Querida rapariga quebrada

Querida rapariga quebrada,

I know you because I am you. Although we’ve never met face-to-face, I know you. I know what makes you laugh, cry, worry, fear, and overthink. I know you as well as I know my mother, my sister, and my best friend.

See, Broken Girl, you and I share a bond. Perhaps it’s not a bond many women particularly want to share, but we do. I know we’d much rather be bonding over crazy schedules, weddings and baby showers to attend, and who is having a baby next. However, our bond is through the brokenness us Broken Girls share. Not an elite club by any means but its membership requirements do ensure we each know why we are, well, a member.

We bond because we know. We just know. We know the deepest of cuts, the purest of wounds. Our aches and moans are sobbed into the very pillow we go to bury ourself in just to escape even a brief moment of this brokenness. We bond through the overthinking we are doing, um… yet again. We bond through the rejection by ‘friends’ and amidst being isolated by family members because well, “You’re just too much.” Too much.

The words that send the gut punch of anxiety straight into a Broken Girl’s stomach. We bond through each painful, unplanned goodbye we’ve ever had to force ourself to say. We bond from the running off and pushing away of yet another attempt at love.

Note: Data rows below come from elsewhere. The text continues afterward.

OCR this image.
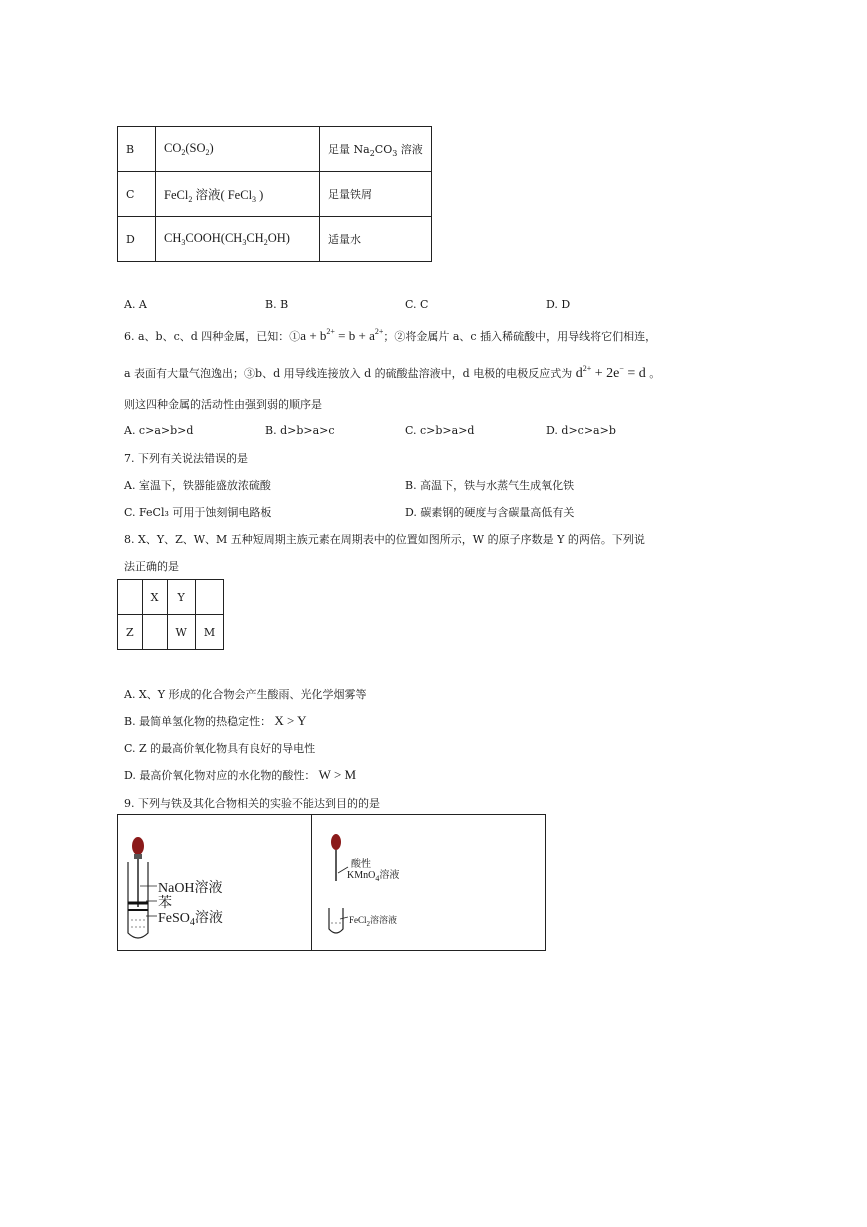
B	$CO_2(SO_2)$	足量 $Na_2CO_3$ 溶液
C	FeCl$_2$ 溶液( FeCl$_3$ )	足量铁屑
D	$CH_3COOH(CH_3CH_2OH)$	适量水
A. A	B. B	C. C	D. D
6. a、b、c、d 四种金属，已知：①a + $b^{2+} = b + a^{2+}$；②将金属片 a、c 插入稀硫酸中，用导线将它们相连，
a 表面有大量气泡逸出；③b、d 用导线连接放入 d 的硫酸盐溶液中，d 电极的电极反应式为 $d^{2+} + 2e^- = d$ 。
则这四种金属的活动性由强到弱的顺序是
A. c>a>b>d	B. d>b>a>c	C. c>b>a>d	D. d>c>a>b
7. 下列有关说法错误的是
A. 室温下，铁器能盛放浓硫酸	B. 高温下，铁与水蒸气生成氧化铁
C. FeCl₃ 可用于蚀刻铜电路板	D. 碳素钢的硬度与含碳量高低有关
8. X、Y、Z、W、M 五种短周期主族元素在周期表中的位置如图所示，W 的原子序数是 Y 的两倍。下列说
法正确的是
	X	Y	
Z		W	M
A. X、Y 形成的化合物会产生酸雨、光化学烟雾等
B. 最简单氢化物的热稳定性： X > Y
C. Z 的最高价氧化物具有良好的导电性
D. 最高价氧化物对应的水化物的酸性： W > M
9. 下列与铁及其化合物相关的实验不能达到目的的是
NaOH溶液
苯
FeSO$_4$溶液
酸性
KMnO$_4$溶液
FeCl$_2$溶溶液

So many doors have slammed in our face while we naively stand there, feverishly knocking, “Hey! You closed the wrong door! I am behind it.” And foolishly, we wait. And we wait some more. We wait until, alas, the reality of the situation hits us. We wait for the door to ever so slightly budge its way back toward our security, stability, and self-worth.

And then we look down. We look down and see what remains of our shattered heart, scattered on the ground as if an act of war had just transpired in that very spot. The shock sets in. The panic. The ‘how could I have been so stupid and foolish again?” sets in. Each takes its oh-so-familiar spot in our self-esteem, daring us to allow its settlement there, yet again.

E depois, começamos. Começamos a reconstruir. Nesta altura, somos mestres carpinteiros, colocando delicadamente cada peça do nosso coração despedaçado de novo no lugar. O conforto que esta tarefa rotineira nos dá é tão automático que mal nos apercebemos que nos estamos a reparar de novo. Mas apercebemo-nos.

We do this because each Broken Girl knows how tragic the story would be if it didn’t offer some sort of victory. And because we are Broken Girls, we share yet another unique bond: the sisterhood of understanding one another better than anyone else can. As we begin our journey of regresso ao amor-próprio, reparamos uns nos outros ao longo do caminho.

Acenamos um olá amigável à Hope. Acenamos à Guerreira quando ela salta os obstáculos que outrora a deitaram abaixo. Damos palmadinhas nas costas da Resiliência quando a vemos a rever os seus passos, memorizando cada um deles para nunca mais os percorrer.

And then, we are stopped suddenly in our tracks as Reflection wraps her arms around us and says without speaking, “I’ve got you. You will survive this. This is who you are.”

So Broken Girl, take comfort in the community of your fellow sisters. We cheer each one on as she bravely jumps with faith toward finding her inner strength to trust again, and maybe… just maybe, love again.